Let’s just cut to the chase: “God Control” is Madonna’s most controversial music video ever. It’s disturbing. It’s violent. It’s sad.
It’s also extremely relevant and a justified call to action through the power of music and visuals by an artist who continues to rewrite the book on how you can express yourself as a “pop star.”
Directed by Madonna’s frequent music video collaborator Jonas Åkerlund (“Music,” “Ray of Light,” “American Life,” “Ghosttown”), the eight-and-a-half minute video rightfully begins with a warning: “THE STORY YOU ARE ABOUT TO SEE IS VERY DISTURBING. IT SHOWS GRAPHIC SCENES OF GUN VIOLENCE. BUT IT’S HAPPENING EVERYDAY. AND IT HAS TO STOP.”
Working backwards through the night, we start at 3am with “Madame X” sitting at her desk surrounded by wall photos of French writer/activist Simone de Beauvoir, Mexican artist Frida Kahlo, American civil rights activist Angela Davis and famed choreographer Martha Graham. In the background we can hear a television news report saying, “…a terror attack on a nightclub…at least 30 dead, maybe more…”
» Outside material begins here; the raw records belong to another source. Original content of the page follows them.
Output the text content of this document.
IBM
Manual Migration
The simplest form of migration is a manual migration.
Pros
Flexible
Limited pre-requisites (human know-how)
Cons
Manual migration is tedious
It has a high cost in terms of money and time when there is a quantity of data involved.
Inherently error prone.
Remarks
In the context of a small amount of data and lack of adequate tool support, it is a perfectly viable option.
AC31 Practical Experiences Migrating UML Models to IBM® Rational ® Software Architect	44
Madame X is sitting stoic; she’s still facing the wall as the newscaster adds, “…he was well prepared.” This is language that’s all too familiar to many of us in the U.S. Suddenly, it’s all intercut with quick, jarring footage of colorfully-dressed club goers being shot. They appear just as fast as they disappear, yet the punches they land hit you square in the chest.
At this point, during my first viewing of the video, I immediately thought of all the victims of the Pulse nightclub shooting in Orlando back in 2016 and the horrors they must have gone through. Then I thought of the 2015 terror attack at the Bataclan concert hall in Paris. Then the 2017 Las Vegas concert shootings at Mandalay Bay. Then Sandy Hook, Thousand Oaks, Parkland, Sutherland Springs, and the Tree of Life synagogue in my hometown of Pittsburgh. I had to hold back tears because I was at my desk in my office.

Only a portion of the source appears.